On Wednesday, Thompson repeated her assertion that it was a "most unusual winter" and noted how: "It is confusing crops in California, blooming too soon....The Sandhill cranes are early birds, returning to Lincoln County, Nebraska, a month ahead of schedule. So, yes, even nature is confused."

Concluding the morning segment, Thompson again pushed the global warming message: "Now scientists are unwilling to pin any one weather event on climate change but they say there's no question that our warming world is shifting the odds against a traditional winter, winters as we have known them."

Back in November, just days after a snowstorm the weekend before Halloween, Williams somberly observed: "Everybody out East said the same thing about this freak snowstorm, 'This kind of thing didn't used to happen. This never happened before.'"

In the report Thompson did at that time, she cited the same climate scientist, Dr. Meehl: "He says our warming planet makes extreme weather events more likely as greenhouse gases created by burning fossil fuels, such as oil, gas and coal, alter the climate."

Here is a full transcript of the January 31 Nightly News report:


7:00PM ET TEASE:

BRIAN WILLIAMS: And disappearing act. Here's the picture a year ago. Here's the picture now. It's been a January for the record books. We know we're tempting fate, but why is it happening?

7:12PM ET TEASE:

WILLIAMS: Up next here as we continue tonight, another January day that looks and feels a lot more like June to some folks. Why has this winter been so warm in much of the country?

7:15PM ET SEGMENT:

WILLIAMS: What a difference a year makes. If you live anywhere from Boston to Chicago or points in between and you walked out the door this morning and turned right around to take out a few layers, who would blame you? Some people did put their coats away here in New York today. It was so warm today across much of the country, as you know, they're calling it June-uary. It's got a lot of people wondering whatever happened to winter? Again, realizing we're tempting fate, we get the story tonight from our chief environmental affairs correspondent, Anne Thompson.

ANNE THOMPSON: In New York's Central Park today, it might as well be spring.

UNIDENTIFIED WOMAN: I heard it was so warm out, I had to come out and take a walk.

THOMPSON: This most unusual January ending on a remarkably mild note across the country.
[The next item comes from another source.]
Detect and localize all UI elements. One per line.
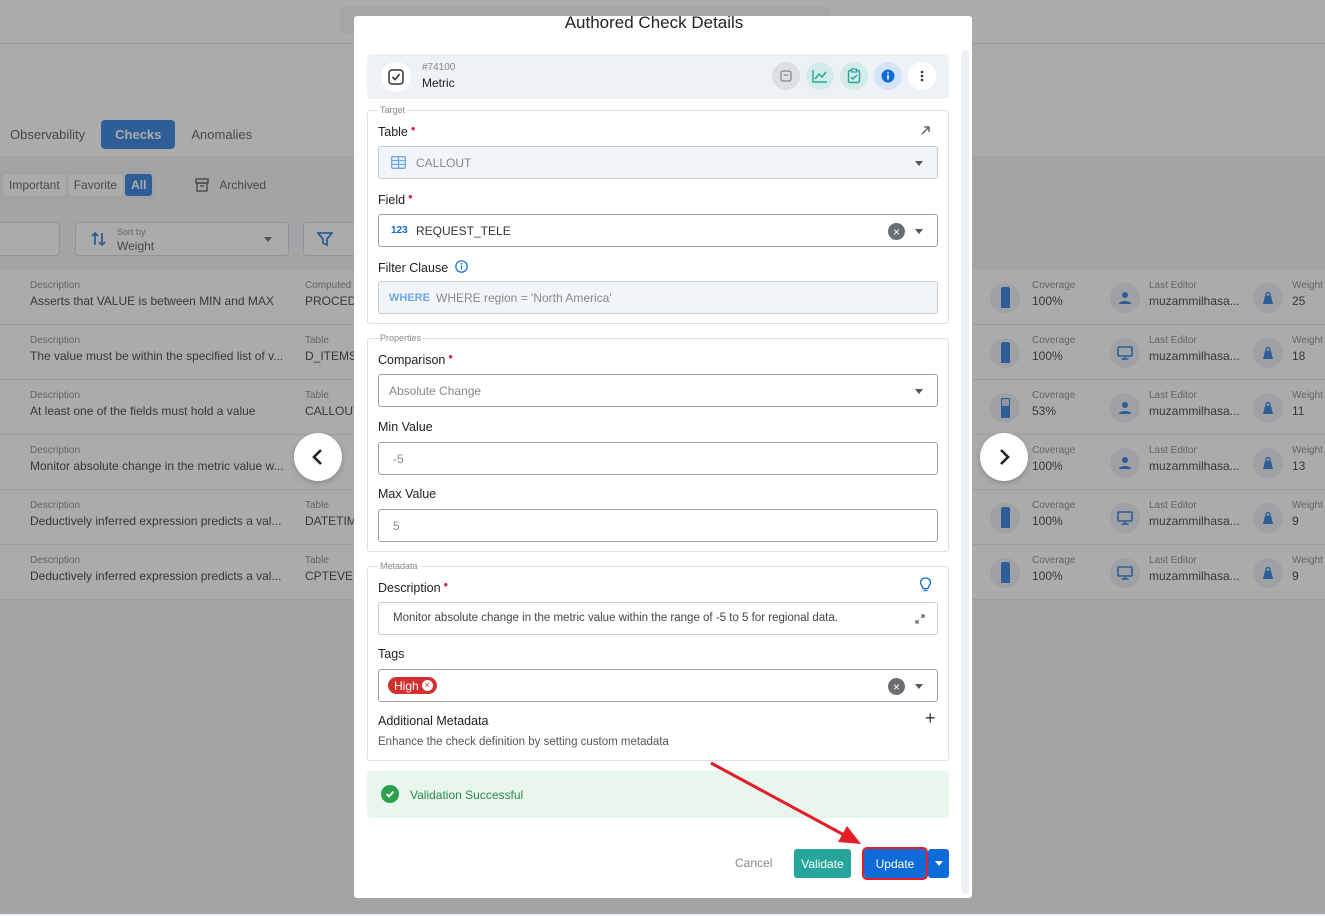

Today they hit the links in North Platt, Nebraska. Took to skateboards in northern Virginia and sported shorts in St. Louis.

UNIDENTIFIED WOMAN B: I would much rather be walking on a hill than sliding down it.
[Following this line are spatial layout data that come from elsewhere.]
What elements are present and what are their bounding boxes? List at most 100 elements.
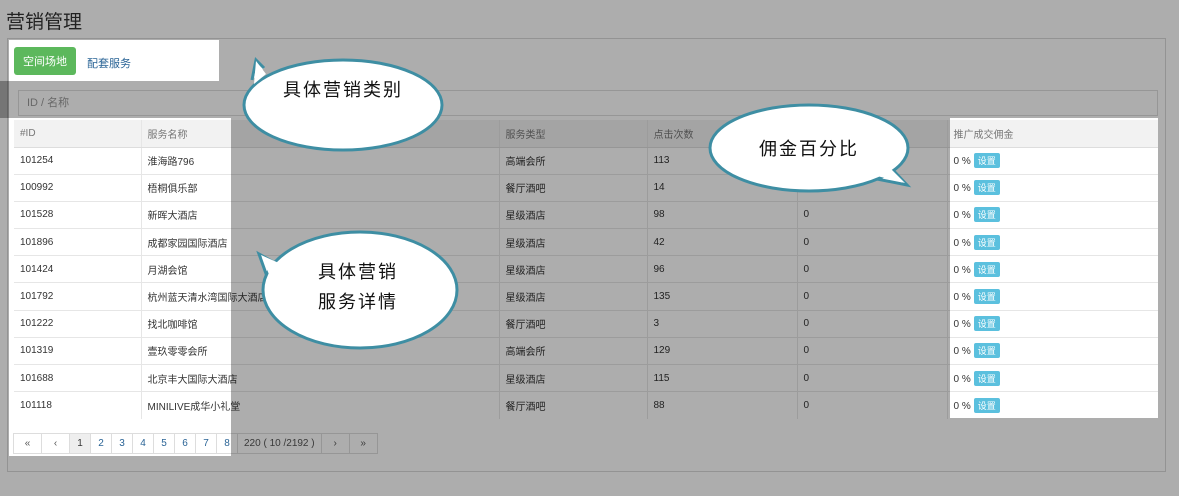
cell-commission: 0 % 设置 — [946, 336, 1158, 365]
cell-type: 餐厅酒吧 — [498, 309, 647, 338]
page-title: 营销管理 — [6, 12, 83, 33]
commission-value: 0 % — [953, 401, 971, 413]
cell-id: 101792 — [14, 282, 141, 311]
commission-value: 0 % — [953, 373, 971, 385]
cell-type: 星级酒店 — [498, 363, 647, 392]
cell-commission: 0 % 设置 — [946, 200, 1158, 229]
pagination: « ‹ 1 2 3 4 5 6 7 8 220 ( 10 /2192 ) › » — [13, 433, 378, 454]
set-commission-button[interactable]: 设置 — [973, 398, 1000, 414]
cell-id: 101528 — [14, 200, 141, 229]
page-2-button[interactable]: 2 — [90, 433, 112, 454]
commission-value: 0 % — [953, 183, 971, 195]
cell-id: 101424 — [14, 255, 141, 283]
cell-clicks: 42 — [646, 228, 797, 256]
table-row: 101528 新晖大酒店 星级酒店 98 0 0 % 设置 — [14, 200, 1158, 229]
cell-id: 101254 — [14, 146, 141, 175]
cell-type: 高端会所 — [498, 336, 647, 365]
cell-id: 101688 — [14, 363, 141, 392]
set-commission-button[interactable]: 设置 — [973, 234, 1000, 250]
cell-id: 100992 — [14, 173, 141, 202]
set-commission-button[interactable]: 设置 — [973, 261, 1000, 277]
cell-rate: 0 — [796, 255, 947, 283]
page-8-button[interactable]: 8 — [216, 433, 238, 454]
set-commission-button[interactable]: 设置 — [973, 153, 1000, 169]
header-commission[interactable]: 推广成交佣金 — [946, 120, 1158, 148]
set-commission-button[interactable]: 设置 — [973, 207, 1000, 223]
page-3-button[interactable]: 3 — [111, 433, 133, 454]
page-last-button[interactable]: » — [348, 433, 378, 454]
cell-rate: 0 — [796, 363, 947, 392]
callout-service: 具体营销 服务详情 — [256, 226, 459, 350]
cell-type: 星级酒店 — [498, 200, 647, 229]
page-1-button[interactable]: 1 — [69, 433, 91, 454]
commission-value: 0 % — [953, 210, 971, 222]
table-row: 101896 成都家园国际酒店 星级酒店 42 0 0 % 设置 — [14, 228, 1158, 256]
callout-category: 具体营销类别 — [242, 56, 444, 152]
cell-commission: 0 % 设置 — [946, 309, 1158, 338]
table-row: 101424 月湖会馆 星级酒店 96 0 0 % 设置 — [14, 255, 1158, 283]
page-5-button[interactable]: 5 — [153, 433, 175, 454]
cell-clicks: 135 — [646, 282, 797, 311]
callout-service-line1: 具体营销 — [318, 262, 398, 283]
commission-value: 0 % — [953, 237, 971, 249]
cell-rate: 0 — [796, 391, 947, 419]
cell-type: 星级酒店 — [498, 228, 647, 256]
table-row: 101222 找北咖啡馆 餐厅酒吧 3 0 0 % 设置 — [14, 309, 1158, 338]
set-commission-button[interactable]: 设置 — [973, 316, 1000, 332]
page-first-button[interactable]: « — [13, 433, 42, 454]
page-6-button[interactable]: 6 — [174, 433, 196, 454]
search-input[interactable] — [19, 91, 1157, 115]
services-table: #ID 服务名称 服务类型 点击次数 推广成交佣金 101254 淮海路796 高端… — [14, 120, 1158, 419]
commission-value: 0 % — [953, 292, 971, 304]
cell-rate: 0 — [796, 200, 947, 229]
cell-commission: 0 % 设置 — [946, 255, 1158, 283]
cell-name: 梧桐俱乐部 — [140, 173, 499, 202]
cell-rate: 0 — [796, 228, 947, 256]
callout-commission: 佣金百分比 — [707, 103, 912, 197]
table-row: 101319 壹玖零零会所 高端会所 129 0 0 % 设置 — [14, 336, 1158, 365]
table-row: 101688 北京丰大国际大酒店 星级酒店 115 0 0 % 设置 — [14, 363, 1158, 392]
cell-type: 高端会所 — [498, 146, 647, 175]
table-header-row: #ID 服务名称 服务类型 点击次数 推广成交佣金 — [14, 120, 1158, 148]
cell-type: 星级酒店 — [498, 255, 647, 283]
page-7-button[interactable]: 7 — [195, 433, 217, 454]
set-commission-button[interactable]: 设置 — [973, 180, 1000, 196]
commission-value: 0 % — [953, 156, 971, 168]
commission-value: 0 % — [953, 346, 971, 358]
header-id[interactable]: #ID — [14, 120, 141, 148]
cell-commission: 0 % 设置 — [946, 228, 1158, 256]
commission-value: 0 % — [953, 319, 971, 331]
cell-clicks: 129 — [646, 336, 797, 365]
cell-name: 北京丰大国际大酒店 — [140, 363, 499, 392]
search-box[interactable] — [18, 90, 1158, 116]
page-next-button[interactable]: › — [320, 433, 350, 454]
table-row: 101254 淮海路796 高端会所 113 0 % 设置 — [14, 146, 1158, 175]
callout-category-text: 具体营销类别 — [283, 80, 403, 101]
tab-supporting-services[interactable]: 配套服务 — [87, 55, 131, 71]
cell-rate: 0 — [796, 309, 947, 338]
page-prev-button[interactable]: ‹ — [41, 433, 70, 454]
cell-clicks: 3 — [646, 309, 797, 338]
header-type[interactable]: 服务类型 — [498, 120, 647, 148]
pagination-info: 220 ( 10 /2192 ) — [237, 433, 322, 454]
callout-commission-text: 佣金百分比 — [759, 139, 859, 160]
set-commission-button[interactable]: 设置 — [973, 343, 1000, 359]
cell-clicks: 115 — [646, 363, 797, 392]
cell-type: 餐厅酒吧 — [498, 173, 647, 202]
toolbar: 空间场地 配套服务 — [9, 40, 219, 81]
cell-commission: 0 % 设置 — [946, 173, 1158, 202]
set-commission-button[interactable]: 设置 — [973, 370, 1000, 386]
set-commission-button[interactable]: 设置 — [973, 289, 1000, 305]
table-row: 101118 MINILIVE成华小礼堂 餐厅酒吧 88 0 0 % 设置 — [14, 391, 1158, 419]
cell-id: 101896 — [14, 228, 141, 256]
callout-service-line2: 服务详情 — [318, 292, 398, 313]
cell-name: 新晖大酒店 — [140, 200, 499, 229]
cell-id: 101118 — [14, 391, 141, 419]
table-row: 100992 梧桐俱乐部 餐厅酒吧 14 0 % 设置 — [14, 173, 1158, 202]
commission-value: 0 % — [953, 264, 971, 276]
cell-commission: 0 % 设置 — [946, 363, 1158, 392]
space-venue-button[interactable]: 空间场地 — [14, 47, 76, 75]
cell-type: 餐厅酒吧 — [498, 391, 647, 419]
cell-commission: 0 % 设置 — [946, 282, 1158, 311]
page-4-button[interactable]: 4 — [132, 433, 154, 454]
THOMPSON: This is a January for the history books. 2,890 daily high temperature records broken or tied. More than four times the number of highs reached or exceeded last year. While today is certainly worthy of a walk in the park, it's also a good time to take a stroll down memory lane. A year ago, the nation braced for 2011's first billion dollar-plus weather event, the Groundhog Day snowstorm. It trapped Glenn Tylutki in his car on Chicago's Lakeshore drive.

UNIDENTIFIED REPORTER: How long have you been in here?

GLENN TYLUTKI: 7 ½ Hours.

THOMPSON: Today it was a perfect day to get that same car washed.

TYLUTKI: I have no jacket, I have no gloves, I have no scraper my hand, and I can see my car.

THOMPSON: The difference is the jet stream. Last year, it followed a typical La Nina pattern, bringing warmer and drier temperatures to the south and colder and wetter conditions to the north.

GERALD MEEHL [NAT'L CTR. FOR ATMOSPHERIC RESEARCH]: What's happened this year is that the – this pattern has shifted a little bit further north and so now almost the entire country is covered by this warmer drier part of the La Nina pattern.

THOMPSON: Add to that a world warming because of climate change and it stacks the deck, Dr. Meehl says, against a traditional winter.

MEEHL: We just shift the odds towards a better chance of record warmth and a reduced chance of record cold.

THOMPSON: Leaving much of America with a very early case of spring fever. Anne Thompson, NBC News, New York.